Ein letztes Wort im Oktober

mit dem Ministerpräsidenten Stephan Weil
Herr Weil, Deutschland ist zu kompliziert, zu langsam, zu teuer. Das wird momentan gerade wieder diskutiert. Die Erkenntnis ist aber nicht unbedingt neu, die Probleme sind seit Jahren bekannt. Durch die Krisen fällt uns das jetzt aber akut auf die Füße. Deutschland hat verschlafen, oder?

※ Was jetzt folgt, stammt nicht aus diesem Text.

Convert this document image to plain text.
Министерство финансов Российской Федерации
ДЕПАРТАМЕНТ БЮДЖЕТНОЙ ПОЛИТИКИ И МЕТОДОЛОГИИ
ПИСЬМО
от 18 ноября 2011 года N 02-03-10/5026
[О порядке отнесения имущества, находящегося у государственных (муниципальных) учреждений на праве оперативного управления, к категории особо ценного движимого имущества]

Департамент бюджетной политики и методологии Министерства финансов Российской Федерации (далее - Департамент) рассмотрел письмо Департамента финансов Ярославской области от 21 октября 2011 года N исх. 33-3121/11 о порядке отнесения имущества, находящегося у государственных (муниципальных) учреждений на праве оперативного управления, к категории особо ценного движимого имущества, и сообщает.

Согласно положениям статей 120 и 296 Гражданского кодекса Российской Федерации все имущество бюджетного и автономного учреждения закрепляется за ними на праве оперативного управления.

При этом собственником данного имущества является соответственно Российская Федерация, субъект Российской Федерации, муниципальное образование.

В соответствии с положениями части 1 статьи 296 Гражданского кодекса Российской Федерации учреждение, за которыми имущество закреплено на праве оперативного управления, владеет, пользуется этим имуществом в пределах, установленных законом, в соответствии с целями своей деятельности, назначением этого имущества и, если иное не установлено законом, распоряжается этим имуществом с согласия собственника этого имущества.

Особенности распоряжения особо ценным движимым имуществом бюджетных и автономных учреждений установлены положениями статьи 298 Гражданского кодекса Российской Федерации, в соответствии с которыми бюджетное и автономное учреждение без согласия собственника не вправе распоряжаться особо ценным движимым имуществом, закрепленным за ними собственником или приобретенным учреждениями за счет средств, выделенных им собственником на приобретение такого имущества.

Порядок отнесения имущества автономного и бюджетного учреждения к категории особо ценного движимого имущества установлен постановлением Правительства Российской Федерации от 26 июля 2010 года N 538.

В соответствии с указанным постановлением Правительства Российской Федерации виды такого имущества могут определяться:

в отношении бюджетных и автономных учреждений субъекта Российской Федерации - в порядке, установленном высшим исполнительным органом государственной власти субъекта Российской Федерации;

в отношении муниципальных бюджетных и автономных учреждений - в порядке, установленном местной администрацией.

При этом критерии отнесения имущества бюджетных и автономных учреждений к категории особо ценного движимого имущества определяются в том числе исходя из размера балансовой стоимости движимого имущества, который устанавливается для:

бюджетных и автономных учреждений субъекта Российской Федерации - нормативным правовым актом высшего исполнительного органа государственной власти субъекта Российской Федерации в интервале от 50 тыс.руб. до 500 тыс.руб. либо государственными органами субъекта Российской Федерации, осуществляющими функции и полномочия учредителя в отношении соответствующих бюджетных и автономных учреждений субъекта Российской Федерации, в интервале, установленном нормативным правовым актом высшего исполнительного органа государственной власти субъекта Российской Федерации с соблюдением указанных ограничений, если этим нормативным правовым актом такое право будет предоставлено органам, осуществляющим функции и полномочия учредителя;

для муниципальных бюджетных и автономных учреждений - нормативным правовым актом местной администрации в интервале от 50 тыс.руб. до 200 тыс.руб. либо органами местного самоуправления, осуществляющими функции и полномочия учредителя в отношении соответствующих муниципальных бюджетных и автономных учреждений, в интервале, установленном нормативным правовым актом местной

Sagen wir mal so, einige andere Länder sind momentan zumindest deutlich dynamischer unterwegs zu sein als wir. Und das hängt unter anderem damit zusammen, dass wir in der Tat leider viel Geld, Zeit, Kraft und Energie auf zu komplizierte Verfahren und Herangehensweisen verschwenden. Ein leider besonders bitteres Beispiel ist die Friesenbrücke in Weener bei Ostfriesland. Eines nebligen Novembermorgens im Jahre des Herrn 2015 näherte sich ein russischer Frachter der Friesenbrücke, das ist eine Eisenbahnbrücke, die dort seit 100 Jahren steht, und rammt einen Pfeiler. Glücklicherweise wird kein Mensch verletzt, der Frachter wird geborgen, aber die Brücke hat Totalschaden und muss ersetzt werden. Nach etwa sechs Wochen haben dann unsere niederländischen Nachbarn bei uns angerufen und gefragt, wann die Strecke denn wohl wieder offen sein werde. Und die zuständigen Stellen in Deutschland haben geantwortet: 2023, wenn es gut läuft. Die Niederländer dachten zuerst, das wäre ein Scherz. War aber keiner. Ich hoffe aber sehr, dass wir im nächsten Jahr nun die Wiedereröffnung feiern dürfen.

Fast zehn Jahre …
Die Konsequenz war aber tätige Reue. Wir haben ein paar Leute in die Niederlande geschickt, um denen dort mal über die Schulter zu gucken. Und das war wohl sehr spannend. Wie gehen die niederländischen Kolleginnen und Kollegen eine solche Aufgabe an? Als erstes plaudern sie miteinander mit unterschiedlichen Stakeholdern. Wir wollen diese Brücke neu machen, was fällt euch dazu ein, was müssen wir bedenken und so weiter. Das koste Zeit, die bekomme man aber hinterher, so sagen sie, drei- bis vierfach zurück. Dann gibt es auch in den Niederlanden vier Planungsabschnitte. Die Deutschen aber führen strikt und penibel einen Abschnitt nach dem anderen aus, jeweils mit einer eigenen Planung. Die Niederländer machen das parallel. Das spart natürlich viel Zeit. Und drittens sind die Niederlande zwar auch ein Rechtsstaat, aber wenn man dort in einem Gerichtsverfahren ein Argument gegen eine Maßnahme vorgetragen hat und damit nicht überzeugen konnte, dann war es das. Das ist die sogenannte Präklusion. Man kann in den Niederlanden nicht in mehreren Instanzen hintereinander dieselben Argumente vortragen wie in Deutschland. Darum hätte ein Ersatzbau wie die Friesenbrücke in den Niederlanden wahrscheinlich zwei oder drei Jahre gedauert, aber nicht neun, wie bei uns. Wir stehen uns also leider oft selbst im Weg.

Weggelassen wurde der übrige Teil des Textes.